Artemis II Moon Rocket Heads Back to Launch Pad
NASA’s Artemis II SLS (Space Launch System) rocket and Orion spacecraft slated to ship 4 astronauts across the Moon started rolling to Launch Pad 39B at 12:20 am EDT on Friday, March 20. Rollout operations on the company’s Kennedy Space Center in Florida had been delayed earlier within the day due to excessive winds within the space.
The trek to the pad is anticipated to take up to 12 hours, as NASA’s crawler-transporter 2 fastidiously carries the rocket on prime of the cell launcher roughly 4 miles alongside the crawlerway. A reside feed of the rollout is out there onNASA’s YouTube channel.
Following a profitable moist costume rehearsal on Feb. 21, groups recognized a difficulty preventing helium from flowing to the rocket’s higher stage, prompting a return to the Vehicle Assembly Building (VAB) the place the problem was repaired.

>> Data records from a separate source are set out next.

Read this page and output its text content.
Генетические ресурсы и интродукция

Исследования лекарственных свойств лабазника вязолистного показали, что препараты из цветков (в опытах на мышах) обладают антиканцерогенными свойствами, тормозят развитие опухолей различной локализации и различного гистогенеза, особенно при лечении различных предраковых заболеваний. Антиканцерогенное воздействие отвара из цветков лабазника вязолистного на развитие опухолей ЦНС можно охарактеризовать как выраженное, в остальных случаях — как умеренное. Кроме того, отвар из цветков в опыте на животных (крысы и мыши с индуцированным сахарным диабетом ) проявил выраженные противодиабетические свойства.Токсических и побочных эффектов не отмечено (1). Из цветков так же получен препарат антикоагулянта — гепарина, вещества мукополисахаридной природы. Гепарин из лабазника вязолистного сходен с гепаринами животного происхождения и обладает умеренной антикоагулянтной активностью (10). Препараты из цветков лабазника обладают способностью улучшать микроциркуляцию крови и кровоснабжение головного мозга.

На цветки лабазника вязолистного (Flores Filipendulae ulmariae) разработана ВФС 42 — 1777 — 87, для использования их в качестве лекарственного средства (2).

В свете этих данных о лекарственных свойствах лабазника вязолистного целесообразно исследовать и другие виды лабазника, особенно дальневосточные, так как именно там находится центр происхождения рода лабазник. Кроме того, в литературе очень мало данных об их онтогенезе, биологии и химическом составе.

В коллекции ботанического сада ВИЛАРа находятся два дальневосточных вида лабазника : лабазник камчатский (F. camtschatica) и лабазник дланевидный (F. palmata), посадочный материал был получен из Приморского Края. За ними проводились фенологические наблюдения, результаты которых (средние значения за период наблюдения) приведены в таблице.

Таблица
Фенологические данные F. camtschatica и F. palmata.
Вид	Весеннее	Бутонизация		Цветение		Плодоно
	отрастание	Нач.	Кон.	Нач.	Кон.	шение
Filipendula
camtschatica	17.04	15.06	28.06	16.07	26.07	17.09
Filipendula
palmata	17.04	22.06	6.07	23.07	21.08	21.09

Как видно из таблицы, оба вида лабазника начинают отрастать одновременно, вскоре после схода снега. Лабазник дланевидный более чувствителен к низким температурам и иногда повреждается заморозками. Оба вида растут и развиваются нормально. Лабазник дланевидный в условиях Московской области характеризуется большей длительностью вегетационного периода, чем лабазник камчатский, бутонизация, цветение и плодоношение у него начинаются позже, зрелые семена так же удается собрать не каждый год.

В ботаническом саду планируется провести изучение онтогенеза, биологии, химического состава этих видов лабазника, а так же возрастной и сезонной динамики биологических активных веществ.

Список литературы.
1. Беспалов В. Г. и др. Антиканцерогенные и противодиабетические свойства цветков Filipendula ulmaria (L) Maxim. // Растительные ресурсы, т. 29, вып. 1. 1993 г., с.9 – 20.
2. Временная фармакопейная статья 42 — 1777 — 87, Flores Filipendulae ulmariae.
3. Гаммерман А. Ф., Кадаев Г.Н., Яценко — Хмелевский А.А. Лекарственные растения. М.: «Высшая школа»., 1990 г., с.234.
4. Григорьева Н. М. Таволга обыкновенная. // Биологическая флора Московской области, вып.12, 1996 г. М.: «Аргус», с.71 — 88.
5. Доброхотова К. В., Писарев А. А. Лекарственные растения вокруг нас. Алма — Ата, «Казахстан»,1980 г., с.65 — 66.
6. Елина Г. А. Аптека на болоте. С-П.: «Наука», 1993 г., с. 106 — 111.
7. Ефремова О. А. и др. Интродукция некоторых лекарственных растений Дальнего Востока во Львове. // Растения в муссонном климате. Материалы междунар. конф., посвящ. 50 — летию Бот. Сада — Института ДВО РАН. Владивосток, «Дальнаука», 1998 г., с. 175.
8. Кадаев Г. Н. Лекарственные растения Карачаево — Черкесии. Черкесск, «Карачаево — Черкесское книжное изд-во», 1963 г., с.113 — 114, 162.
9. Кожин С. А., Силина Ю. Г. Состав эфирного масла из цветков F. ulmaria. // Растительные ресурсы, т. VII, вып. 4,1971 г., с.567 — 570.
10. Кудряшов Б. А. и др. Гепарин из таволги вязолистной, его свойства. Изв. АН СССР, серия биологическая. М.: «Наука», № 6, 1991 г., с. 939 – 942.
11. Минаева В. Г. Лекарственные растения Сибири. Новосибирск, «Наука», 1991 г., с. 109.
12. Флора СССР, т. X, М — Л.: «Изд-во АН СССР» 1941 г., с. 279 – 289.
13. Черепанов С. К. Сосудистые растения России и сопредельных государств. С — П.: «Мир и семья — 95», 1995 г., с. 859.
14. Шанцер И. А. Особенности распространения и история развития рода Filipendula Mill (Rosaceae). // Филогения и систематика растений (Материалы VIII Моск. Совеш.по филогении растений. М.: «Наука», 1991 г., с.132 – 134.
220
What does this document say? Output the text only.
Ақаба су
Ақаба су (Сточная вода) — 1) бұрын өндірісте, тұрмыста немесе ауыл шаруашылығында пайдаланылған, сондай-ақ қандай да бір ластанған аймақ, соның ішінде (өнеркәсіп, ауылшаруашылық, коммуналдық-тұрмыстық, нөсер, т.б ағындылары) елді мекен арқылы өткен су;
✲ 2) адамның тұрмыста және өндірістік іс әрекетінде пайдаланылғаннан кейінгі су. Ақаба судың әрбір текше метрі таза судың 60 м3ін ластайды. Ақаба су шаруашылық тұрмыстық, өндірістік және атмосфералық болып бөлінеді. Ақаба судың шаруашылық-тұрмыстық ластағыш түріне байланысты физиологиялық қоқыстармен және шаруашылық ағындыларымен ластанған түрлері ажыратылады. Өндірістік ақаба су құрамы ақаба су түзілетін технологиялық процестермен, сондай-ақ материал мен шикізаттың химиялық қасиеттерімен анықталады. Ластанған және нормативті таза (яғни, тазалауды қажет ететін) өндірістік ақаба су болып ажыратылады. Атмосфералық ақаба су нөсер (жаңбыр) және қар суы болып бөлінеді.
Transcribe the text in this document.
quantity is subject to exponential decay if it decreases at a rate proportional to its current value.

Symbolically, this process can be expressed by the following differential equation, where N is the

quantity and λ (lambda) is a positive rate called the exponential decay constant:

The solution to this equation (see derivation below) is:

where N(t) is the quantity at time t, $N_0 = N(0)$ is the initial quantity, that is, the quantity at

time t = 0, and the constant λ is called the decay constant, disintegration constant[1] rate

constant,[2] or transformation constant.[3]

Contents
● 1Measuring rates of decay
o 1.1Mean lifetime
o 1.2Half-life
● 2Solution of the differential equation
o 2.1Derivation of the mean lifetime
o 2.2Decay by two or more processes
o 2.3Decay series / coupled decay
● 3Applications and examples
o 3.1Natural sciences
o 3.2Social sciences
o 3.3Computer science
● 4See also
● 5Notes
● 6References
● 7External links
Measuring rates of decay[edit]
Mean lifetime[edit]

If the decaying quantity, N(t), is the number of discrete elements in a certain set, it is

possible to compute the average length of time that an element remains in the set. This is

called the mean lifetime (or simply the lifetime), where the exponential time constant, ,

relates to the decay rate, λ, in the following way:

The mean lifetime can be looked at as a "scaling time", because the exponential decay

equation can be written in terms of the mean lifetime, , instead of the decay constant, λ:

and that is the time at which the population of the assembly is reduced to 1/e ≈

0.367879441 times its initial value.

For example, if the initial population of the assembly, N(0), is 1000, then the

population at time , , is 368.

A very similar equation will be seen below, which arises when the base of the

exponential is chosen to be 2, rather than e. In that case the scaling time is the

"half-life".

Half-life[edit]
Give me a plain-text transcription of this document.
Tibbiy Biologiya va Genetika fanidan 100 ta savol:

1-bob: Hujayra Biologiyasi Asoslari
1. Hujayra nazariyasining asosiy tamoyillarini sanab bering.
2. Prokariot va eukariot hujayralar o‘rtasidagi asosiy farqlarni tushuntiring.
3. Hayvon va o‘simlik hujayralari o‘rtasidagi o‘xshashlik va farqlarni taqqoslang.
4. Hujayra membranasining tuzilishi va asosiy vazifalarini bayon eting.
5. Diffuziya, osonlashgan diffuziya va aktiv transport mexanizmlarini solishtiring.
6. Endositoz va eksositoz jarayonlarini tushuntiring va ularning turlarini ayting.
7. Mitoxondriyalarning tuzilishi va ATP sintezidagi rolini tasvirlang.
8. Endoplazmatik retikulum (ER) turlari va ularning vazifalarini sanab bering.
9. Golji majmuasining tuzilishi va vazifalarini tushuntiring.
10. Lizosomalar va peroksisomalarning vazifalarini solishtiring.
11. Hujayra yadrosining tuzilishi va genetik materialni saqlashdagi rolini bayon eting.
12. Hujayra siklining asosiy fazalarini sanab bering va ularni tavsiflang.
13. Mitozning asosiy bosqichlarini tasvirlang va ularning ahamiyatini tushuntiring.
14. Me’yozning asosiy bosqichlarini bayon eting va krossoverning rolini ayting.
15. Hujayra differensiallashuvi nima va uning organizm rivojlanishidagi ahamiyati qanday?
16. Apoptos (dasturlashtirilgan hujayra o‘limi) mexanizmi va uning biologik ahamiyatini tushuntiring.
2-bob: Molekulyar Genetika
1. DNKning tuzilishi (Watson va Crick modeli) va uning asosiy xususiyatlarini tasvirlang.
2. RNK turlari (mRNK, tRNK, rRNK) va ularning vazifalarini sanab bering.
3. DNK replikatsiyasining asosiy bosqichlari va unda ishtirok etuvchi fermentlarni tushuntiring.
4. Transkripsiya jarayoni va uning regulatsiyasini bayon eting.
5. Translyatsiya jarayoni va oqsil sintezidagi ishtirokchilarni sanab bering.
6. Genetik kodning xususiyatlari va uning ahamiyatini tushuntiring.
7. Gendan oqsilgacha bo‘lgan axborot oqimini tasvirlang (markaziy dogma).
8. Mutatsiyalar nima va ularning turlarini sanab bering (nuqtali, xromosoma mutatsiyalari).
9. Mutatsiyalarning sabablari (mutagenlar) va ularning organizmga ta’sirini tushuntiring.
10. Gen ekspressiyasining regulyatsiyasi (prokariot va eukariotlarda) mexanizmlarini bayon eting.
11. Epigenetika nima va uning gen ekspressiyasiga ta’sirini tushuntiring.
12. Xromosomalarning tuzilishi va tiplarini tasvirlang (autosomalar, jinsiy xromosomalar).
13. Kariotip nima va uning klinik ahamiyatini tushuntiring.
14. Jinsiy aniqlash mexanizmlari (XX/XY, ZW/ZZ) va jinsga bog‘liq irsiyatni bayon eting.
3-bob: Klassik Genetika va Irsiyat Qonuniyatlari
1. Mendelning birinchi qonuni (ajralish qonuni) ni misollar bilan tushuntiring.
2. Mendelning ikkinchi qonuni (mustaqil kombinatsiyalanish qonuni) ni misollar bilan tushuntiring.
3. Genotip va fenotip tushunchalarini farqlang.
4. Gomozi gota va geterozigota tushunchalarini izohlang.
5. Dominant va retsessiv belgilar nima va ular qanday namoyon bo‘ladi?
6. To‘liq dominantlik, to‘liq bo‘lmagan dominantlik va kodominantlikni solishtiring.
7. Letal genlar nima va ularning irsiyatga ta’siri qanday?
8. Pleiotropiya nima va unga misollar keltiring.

While the rocket and spacecraft had been within the VAB, engineers additionally refreshed and retested a number of programs on the rocket. Engineers activated a brand new set of flight termination system batteries, changed different batteries on the higher stage, core stage, and stable rocket boosters, and charged Orion’s launch abort system batteries. Engineers additionally changed a seal on the core stage liquid oxygen feed line and reassembled and retested the oxygen tail service mast umbilical plate to affirm a good seal interface.
Artemis II will ship NASA astronauts Reid Wiseman, Victor Glover, and Christina Koch, together with CSA (Canadian Space Agency) astronaut Jeremy Hansen, on an roughly 10-day mission across the Moon and again, marking the primary crewed flightsof the Artemis program.